Let’s face it, squash is a brutal sport. There is no getting away from it. If you are under any illusions that you’ll be able to reach your potential without having to push yourself through the pain barrier you are sadly mistaken and probably more suited to playing darts in your local pub.
It’s an individual, one-on-one, highly energetic sport with nowhere to hide in the heat of battle. Rallies can be long and intense which puts immense stress and strain on the heart, muscles and mind. Don’t kid yourself and think that when you’re match fit it won’t hurt because even at peak fitness, just 10-15 minutes after locking horns with the enemy, your legs can be screaming for mercy when not giving ground relinquishing the central area around the ‘T’. Strength of mind is required in abundance, to keep pushing forward against your own body’s instincts and be the one dictating the rallies so your opponent is left floundering behind you in the court. It’s a prerequisite to be in great shape but it’s the strength of mind and the ability to push yourself through the pain barrier that separates the champions from the rest.
Using a mantra can be a great way to help push yourself through the pain. A mantra is a positive, descriptive word that is continually repeated in your head until it kind of hypnotises you into believing that you actually feel that way. I used to chant the word ‘strong’ in my mind over and over again, in between points, blocking everything else out. I would say the word with real emotion and conviction so my body would be totally convinced that I was strong despite my aching limbs saying the complete opposite.
Embracing the pain can also really help. The next time you’re in a tough match or doing a hard training session try pretending that you are really enjoying it. It’s much easier to push yourself when you enjoy a challenge than to really detest it.

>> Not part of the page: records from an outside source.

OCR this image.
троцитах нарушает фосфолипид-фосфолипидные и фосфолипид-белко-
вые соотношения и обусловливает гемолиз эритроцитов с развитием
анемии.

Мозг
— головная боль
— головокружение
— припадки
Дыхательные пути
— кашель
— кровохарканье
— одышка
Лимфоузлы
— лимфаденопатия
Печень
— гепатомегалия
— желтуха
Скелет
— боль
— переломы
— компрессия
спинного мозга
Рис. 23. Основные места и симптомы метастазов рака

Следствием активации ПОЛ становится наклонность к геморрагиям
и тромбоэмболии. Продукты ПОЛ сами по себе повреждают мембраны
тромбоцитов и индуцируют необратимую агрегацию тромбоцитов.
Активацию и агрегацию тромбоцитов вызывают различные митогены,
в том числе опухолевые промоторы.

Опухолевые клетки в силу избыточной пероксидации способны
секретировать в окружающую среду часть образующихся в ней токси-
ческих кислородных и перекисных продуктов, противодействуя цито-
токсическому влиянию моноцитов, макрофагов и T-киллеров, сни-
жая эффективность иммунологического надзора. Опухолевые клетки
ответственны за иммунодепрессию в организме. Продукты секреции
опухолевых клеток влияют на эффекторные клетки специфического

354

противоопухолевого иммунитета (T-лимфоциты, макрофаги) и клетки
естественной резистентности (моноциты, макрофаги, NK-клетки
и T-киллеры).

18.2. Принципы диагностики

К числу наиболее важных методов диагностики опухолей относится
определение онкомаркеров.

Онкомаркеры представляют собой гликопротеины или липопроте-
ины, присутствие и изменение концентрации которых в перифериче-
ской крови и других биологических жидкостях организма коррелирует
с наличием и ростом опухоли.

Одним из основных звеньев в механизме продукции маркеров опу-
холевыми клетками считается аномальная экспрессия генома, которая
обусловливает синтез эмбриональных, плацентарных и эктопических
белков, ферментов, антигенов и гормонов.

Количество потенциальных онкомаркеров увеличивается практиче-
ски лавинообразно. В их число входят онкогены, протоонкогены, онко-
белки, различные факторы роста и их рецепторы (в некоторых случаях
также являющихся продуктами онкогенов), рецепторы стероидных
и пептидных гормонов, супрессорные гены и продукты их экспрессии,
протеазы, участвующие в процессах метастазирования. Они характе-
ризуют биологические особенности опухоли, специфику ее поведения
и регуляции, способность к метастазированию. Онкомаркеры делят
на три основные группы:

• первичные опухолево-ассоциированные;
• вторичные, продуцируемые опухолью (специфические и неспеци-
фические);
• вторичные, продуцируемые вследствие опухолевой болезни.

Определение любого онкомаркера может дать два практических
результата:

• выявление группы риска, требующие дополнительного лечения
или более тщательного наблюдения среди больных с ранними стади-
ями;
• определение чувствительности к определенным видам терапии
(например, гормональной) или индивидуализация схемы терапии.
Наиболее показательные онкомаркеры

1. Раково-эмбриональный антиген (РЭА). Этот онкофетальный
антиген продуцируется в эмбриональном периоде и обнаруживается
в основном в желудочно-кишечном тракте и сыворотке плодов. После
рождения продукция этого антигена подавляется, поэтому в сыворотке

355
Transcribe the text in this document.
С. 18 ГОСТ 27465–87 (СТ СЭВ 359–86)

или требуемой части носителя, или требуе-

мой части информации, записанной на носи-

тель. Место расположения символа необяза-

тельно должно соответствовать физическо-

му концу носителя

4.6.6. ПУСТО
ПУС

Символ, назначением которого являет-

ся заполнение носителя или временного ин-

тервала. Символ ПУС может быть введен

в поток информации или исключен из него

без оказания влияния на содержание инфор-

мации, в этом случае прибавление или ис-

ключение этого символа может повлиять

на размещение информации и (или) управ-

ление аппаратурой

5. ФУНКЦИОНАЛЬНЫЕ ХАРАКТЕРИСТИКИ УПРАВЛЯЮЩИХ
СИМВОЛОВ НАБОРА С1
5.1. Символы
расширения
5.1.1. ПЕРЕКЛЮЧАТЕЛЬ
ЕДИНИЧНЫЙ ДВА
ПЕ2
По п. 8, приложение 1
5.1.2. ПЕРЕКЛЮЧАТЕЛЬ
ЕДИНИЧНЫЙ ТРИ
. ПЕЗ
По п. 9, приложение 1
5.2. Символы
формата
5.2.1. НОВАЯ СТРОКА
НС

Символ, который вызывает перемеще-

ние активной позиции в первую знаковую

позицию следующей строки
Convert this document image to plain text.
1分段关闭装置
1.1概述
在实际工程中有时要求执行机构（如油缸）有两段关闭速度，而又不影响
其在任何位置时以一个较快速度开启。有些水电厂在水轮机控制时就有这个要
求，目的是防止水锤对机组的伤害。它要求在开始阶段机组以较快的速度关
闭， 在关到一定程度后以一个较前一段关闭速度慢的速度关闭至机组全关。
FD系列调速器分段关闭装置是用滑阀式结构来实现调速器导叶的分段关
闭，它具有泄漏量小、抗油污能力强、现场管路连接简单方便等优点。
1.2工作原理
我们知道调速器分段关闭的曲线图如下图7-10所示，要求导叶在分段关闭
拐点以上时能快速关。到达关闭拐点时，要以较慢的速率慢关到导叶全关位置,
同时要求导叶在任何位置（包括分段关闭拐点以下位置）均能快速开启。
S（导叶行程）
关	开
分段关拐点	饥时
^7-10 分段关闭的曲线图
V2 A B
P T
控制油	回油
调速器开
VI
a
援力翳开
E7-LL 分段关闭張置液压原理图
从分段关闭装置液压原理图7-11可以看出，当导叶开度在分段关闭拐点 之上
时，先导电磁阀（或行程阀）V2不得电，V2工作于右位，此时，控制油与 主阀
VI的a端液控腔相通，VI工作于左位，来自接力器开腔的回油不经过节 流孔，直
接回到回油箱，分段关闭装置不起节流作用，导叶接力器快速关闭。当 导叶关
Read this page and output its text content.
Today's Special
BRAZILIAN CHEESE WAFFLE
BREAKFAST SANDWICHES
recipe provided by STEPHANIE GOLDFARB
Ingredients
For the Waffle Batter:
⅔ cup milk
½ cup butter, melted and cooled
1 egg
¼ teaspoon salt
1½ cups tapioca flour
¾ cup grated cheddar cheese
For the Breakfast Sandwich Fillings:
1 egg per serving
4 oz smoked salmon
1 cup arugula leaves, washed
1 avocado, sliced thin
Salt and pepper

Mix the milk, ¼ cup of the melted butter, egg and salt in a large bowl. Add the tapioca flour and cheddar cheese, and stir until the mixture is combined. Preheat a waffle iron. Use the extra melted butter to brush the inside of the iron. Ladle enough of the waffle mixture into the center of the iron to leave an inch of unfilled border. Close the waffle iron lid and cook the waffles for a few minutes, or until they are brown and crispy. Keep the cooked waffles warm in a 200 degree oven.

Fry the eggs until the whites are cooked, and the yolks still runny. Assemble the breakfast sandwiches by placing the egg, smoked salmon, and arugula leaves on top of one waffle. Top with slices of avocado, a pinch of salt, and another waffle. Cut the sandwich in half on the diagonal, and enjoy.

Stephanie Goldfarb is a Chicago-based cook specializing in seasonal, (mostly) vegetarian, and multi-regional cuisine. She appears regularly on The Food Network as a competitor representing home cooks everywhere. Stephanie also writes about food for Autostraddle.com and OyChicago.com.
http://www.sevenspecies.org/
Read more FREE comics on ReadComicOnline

Back in my early days as a professional squash player I would do many repetitions of 400m track work. Generally, I would do 10 x 400m each in 70 secs with a 1 min rest. On many occasions, I would be physically sick after the last one which is not a nice feeling for those that have first hand experience. Every set of 400m would hurt and could be pretty hard to cope with mentally especially before the very first set knowing you had 10 more to go. I would cope by pretending that every 400m was my last one. Mentally, the session would be so much easier. Try it in your next gut-wrenching match when your body is screaming ‘no’, tell yourself that the next rally is the last one… then again and again and again and again until the match and therefore the pain is over.
I know it all sounds sadistic but you can learn to love it! Your mind is very obedient and incredibly powerful if used in the right way.